#unamuno: Incidentes Domésticos
Alguns poemas de Miguel de Unamuno, o patrono desta seção cultural
Traduzidos e Comentados por Gabriel Campos Medeiros
Não faz muito tempo Gabriel Coelho Teixeira publicou, pela editora Eléia e em minha tradução, o Diário Íntimo do patrono desta seção cultural, esse distinto e complicado D. Miguel, de quem, num inesperado instante de inspiração, outro Miguel dissera:
E falava com Deus em Castelhano.
Contava-lhe a patética agonia
Dum espírito católico, romano,
Dentro dum corpo quente de heresia.
E alheio a essa coincidente confluência de literatos que, de aquém- e de além-mar, de hoje e de ontem, muito trabalho têm dado a seus onomásticos angélicos, porém com certeza postado ante o vulto andante do primeiro grande Miguel de Alcalá, um membro da Real Academia Española, sr. Manuel Alvar, apontara já, não só porque datados de períodos aproximados mas sobretudo porque segundo ele um é a experiência imediata e quotidiana que o outro transmite com maior objetividade e amplitude, apontara já o parentesco entre o Diário e as Poesías donde extraio estes Incidentes Domésticos que junto com outros três poemas da mesma coleção traduzo.
E parentesco que se nos revela recendente ao folhearmos aquelas páginas íntimas na companhia destes versos brancos para aí identificarmos que segredo é esse que um pai não quer contar a um filho, ou que marcantes crises são essas que se entranham com igual furor tanto sob a luz a óleo do escritório, em passo leopardiano com guiamento de Padre Faber, como sob o arrulho das aves no ar livre e escuro que sufoca a terra úmida, em preparação ao vácuo abismal da morte, ou ainda que solidão, que sono, que fado são esses que povoam toda uma vida, toda uma arte que se recusa a ser comédia, que quer ser trágica, pouco afeita à cidade dos homens e ao teatro do mundo, rival de penduricalhos quer condicionados por rimas casuais quer impetrados por meras razões estetistas, amiga só do ritmo da própria alma devotada às paisagens interiores e exteriores.

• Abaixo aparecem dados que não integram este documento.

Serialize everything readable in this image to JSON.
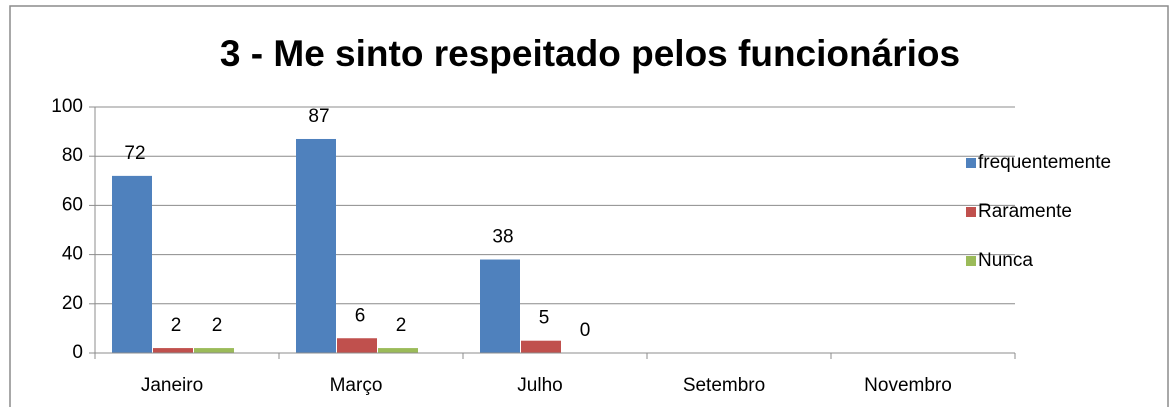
{
  "chart_data": {
    "type": "bar",
    "title": "3 - Me sinto respeitado pelos funcionários",
    "categories": [
      "Janeiro",
      "Março",
      "Julho",
      "Setembro",
      "Novembro"
    ],
    "series": [
      {
        "name": "frequentemente",
        "color": "#4f81bd",
        "values": [
          72,
          87,
          38,
          null,
          null
        ]
      },
      {
        "name": "Raramente",
        "color": "#c0504d",
        "values": [
          2,
          6,
          5,
          null,
          null
        ]
      },
      {
        "name": "Nunca",
        "color": "#9bbb59",
        "values": [
          2,
          2,
          0,
          null,
          null
        ]
      }
    ],
    "ylim": [
      0,
      100
    ],
    "yticks": [
      0,
      20,
      40,
      60,
      80,
      100
    ],
    "grid": true,
    "legend": "right"
  }
}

E parentesco que se estende também às novelas, ou melhor, aos navilos, devo dizer, aos nebulos, isto é, às nivolas Niebla e Abel Sánchez, quando nesta se estudam os pecados inveja e soberba, e a atração invencível pela figura feminina enquanto musa, e a incurável angina na garganta, e quando naquela se desenham os amores materno e conjugal como consolação à aflição congênita do homem religioso e de gênio “em singular batalha contra a acédia”, como escrevi no poema que saiu como prólogo à tradução do mesmo Diário, e também quando naquela a criatura se inspira no Criador para criar o incriado pela imaginação, esse sujeito a que o menino dá vida, como a Augusto dá vida e lha propõe arrancar o autor, e também quando naquela quanto “mais se unem” os corações de dois amantes “mais se separam as cabeças”, tornando-se um só coração “escravizado”, tudo isto porque “essas penas e essas alegrias vêm encobertas por uma imensa névoa de pequenos incidentes, e a vida é isto, a névoa.”
Antes que “o sol se faça cinza”, sejam névoa agradável as versões que ofereço destes poemas incidentais.